I always joke that I’m a loner, but when I’m on Whatnot it doesn’t feel like I’m working.”

There is no doubt that the rise of live shopping will give content creators significant power based solely on their ability to move products. But Khan warns that it is a double-edged sword: “Yes, it will give content creators more influence to drive transactions, but it will also create more transparency because you can measure it immediately through sales and numbers. It’s different than pushing a brand experience, which is very opaque.”

Scholl finds that particular aspect absolutely fascinating, knowing exactly when her followers bought a product or when they’ve dropped off—all based on something she’s said. “If you’re passionate about shopping like I am – I can talk about shopping for hours – and you love it, you can convince others to love it too,” she says. “If you love watching live shopping, it never gets old. People will keep tuning in.”

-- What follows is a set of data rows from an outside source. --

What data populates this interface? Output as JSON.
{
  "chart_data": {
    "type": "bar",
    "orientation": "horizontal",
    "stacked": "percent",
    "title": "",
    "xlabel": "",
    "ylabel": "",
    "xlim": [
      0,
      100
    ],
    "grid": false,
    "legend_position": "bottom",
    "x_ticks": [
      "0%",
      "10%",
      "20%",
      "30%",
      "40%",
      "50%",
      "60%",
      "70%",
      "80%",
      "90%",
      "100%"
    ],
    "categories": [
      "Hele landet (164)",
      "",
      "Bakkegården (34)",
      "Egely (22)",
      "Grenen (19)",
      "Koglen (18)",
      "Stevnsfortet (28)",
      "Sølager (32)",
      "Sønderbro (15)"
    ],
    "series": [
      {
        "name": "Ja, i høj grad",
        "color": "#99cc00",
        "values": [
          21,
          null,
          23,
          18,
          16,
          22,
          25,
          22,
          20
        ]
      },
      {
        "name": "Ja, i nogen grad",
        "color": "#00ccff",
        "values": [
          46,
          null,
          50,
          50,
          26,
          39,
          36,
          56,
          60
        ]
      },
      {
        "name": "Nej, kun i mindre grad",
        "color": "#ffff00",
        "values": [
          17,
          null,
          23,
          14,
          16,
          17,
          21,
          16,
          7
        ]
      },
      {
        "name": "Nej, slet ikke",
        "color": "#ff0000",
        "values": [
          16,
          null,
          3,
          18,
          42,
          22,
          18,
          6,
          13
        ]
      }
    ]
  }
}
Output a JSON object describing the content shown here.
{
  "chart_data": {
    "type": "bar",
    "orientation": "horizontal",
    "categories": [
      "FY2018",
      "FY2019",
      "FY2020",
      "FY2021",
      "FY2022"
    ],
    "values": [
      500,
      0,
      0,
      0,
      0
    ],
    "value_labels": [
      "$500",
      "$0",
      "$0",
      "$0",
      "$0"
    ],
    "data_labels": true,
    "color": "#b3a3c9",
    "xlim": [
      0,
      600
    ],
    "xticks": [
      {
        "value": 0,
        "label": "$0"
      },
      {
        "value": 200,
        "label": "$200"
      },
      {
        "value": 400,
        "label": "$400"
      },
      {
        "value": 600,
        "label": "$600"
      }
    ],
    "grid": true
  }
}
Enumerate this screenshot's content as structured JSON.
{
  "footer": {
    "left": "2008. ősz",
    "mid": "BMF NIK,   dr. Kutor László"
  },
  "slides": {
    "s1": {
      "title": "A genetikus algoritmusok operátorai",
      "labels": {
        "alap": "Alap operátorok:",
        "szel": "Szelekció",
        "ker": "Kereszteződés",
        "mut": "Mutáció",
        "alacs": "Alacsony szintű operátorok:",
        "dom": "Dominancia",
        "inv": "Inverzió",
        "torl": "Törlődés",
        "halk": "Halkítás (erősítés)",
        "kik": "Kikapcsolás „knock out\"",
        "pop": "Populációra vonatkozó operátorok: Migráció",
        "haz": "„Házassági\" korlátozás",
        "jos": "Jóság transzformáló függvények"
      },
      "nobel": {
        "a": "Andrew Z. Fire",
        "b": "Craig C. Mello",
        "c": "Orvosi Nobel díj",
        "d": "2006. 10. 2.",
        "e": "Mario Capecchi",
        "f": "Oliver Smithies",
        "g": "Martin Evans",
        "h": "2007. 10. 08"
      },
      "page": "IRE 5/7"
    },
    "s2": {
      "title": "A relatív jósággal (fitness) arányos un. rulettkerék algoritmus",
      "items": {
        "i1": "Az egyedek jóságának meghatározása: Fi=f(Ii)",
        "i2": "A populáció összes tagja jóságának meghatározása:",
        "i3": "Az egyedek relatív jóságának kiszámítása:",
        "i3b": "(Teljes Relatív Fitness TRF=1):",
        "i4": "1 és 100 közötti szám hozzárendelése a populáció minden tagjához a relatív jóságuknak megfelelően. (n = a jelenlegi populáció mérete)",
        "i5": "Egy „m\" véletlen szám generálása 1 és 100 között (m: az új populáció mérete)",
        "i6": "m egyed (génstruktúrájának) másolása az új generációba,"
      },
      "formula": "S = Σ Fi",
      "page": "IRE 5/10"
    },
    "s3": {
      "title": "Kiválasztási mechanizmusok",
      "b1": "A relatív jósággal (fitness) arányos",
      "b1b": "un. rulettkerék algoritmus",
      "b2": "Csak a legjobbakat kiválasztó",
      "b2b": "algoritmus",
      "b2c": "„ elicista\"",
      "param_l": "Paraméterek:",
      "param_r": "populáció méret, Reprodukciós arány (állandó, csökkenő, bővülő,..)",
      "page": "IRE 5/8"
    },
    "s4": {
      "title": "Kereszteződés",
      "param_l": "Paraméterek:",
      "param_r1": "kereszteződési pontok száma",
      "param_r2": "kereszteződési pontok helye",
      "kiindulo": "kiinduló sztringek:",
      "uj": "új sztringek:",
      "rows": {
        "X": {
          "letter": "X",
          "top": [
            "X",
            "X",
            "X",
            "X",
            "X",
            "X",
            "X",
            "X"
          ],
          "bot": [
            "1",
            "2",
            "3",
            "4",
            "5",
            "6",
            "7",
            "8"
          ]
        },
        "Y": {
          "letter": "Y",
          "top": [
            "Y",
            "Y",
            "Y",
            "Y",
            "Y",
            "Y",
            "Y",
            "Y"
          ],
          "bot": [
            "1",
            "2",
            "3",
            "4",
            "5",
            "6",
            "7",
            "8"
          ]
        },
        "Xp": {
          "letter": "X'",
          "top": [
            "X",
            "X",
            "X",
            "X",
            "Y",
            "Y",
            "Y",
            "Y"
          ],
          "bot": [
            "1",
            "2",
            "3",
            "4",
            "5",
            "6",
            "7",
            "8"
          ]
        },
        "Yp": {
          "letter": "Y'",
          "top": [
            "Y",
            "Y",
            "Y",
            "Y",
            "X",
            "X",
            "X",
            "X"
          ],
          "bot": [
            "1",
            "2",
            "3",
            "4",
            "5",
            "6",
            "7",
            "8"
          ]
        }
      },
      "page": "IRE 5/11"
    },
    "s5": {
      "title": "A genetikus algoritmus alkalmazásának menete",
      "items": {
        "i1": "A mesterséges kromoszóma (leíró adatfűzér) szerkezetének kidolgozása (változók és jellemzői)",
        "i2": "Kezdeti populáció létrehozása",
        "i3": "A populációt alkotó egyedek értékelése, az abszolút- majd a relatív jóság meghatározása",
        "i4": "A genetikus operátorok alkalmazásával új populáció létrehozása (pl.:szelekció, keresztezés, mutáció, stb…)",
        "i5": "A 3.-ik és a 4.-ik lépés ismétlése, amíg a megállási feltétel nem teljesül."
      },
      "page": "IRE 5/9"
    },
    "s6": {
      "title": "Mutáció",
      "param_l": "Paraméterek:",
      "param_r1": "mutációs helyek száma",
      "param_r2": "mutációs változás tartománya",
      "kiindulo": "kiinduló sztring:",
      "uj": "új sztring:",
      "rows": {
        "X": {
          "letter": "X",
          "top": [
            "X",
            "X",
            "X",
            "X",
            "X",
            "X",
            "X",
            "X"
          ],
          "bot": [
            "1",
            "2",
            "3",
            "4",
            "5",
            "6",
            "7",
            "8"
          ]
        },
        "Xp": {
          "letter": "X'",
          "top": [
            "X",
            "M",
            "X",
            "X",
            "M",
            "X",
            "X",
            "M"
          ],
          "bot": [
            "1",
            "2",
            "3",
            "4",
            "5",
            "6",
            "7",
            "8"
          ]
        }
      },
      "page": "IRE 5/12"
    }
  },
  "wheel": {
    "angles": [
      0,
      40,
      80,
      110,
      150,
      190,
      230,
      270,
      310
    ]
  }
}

LaFontaine echoes this sentiment. Shopping has always been a pastime, and it will continue to be. “When I was a kid, I used to hang out at the mall and buy things, so with live streaming, people will probably spend even more time to shop,’ he says. “It is human behavior to have fun, to shop, to be entertained – those desires will not go away. There is no doubt that live streaming can change the way people shop.”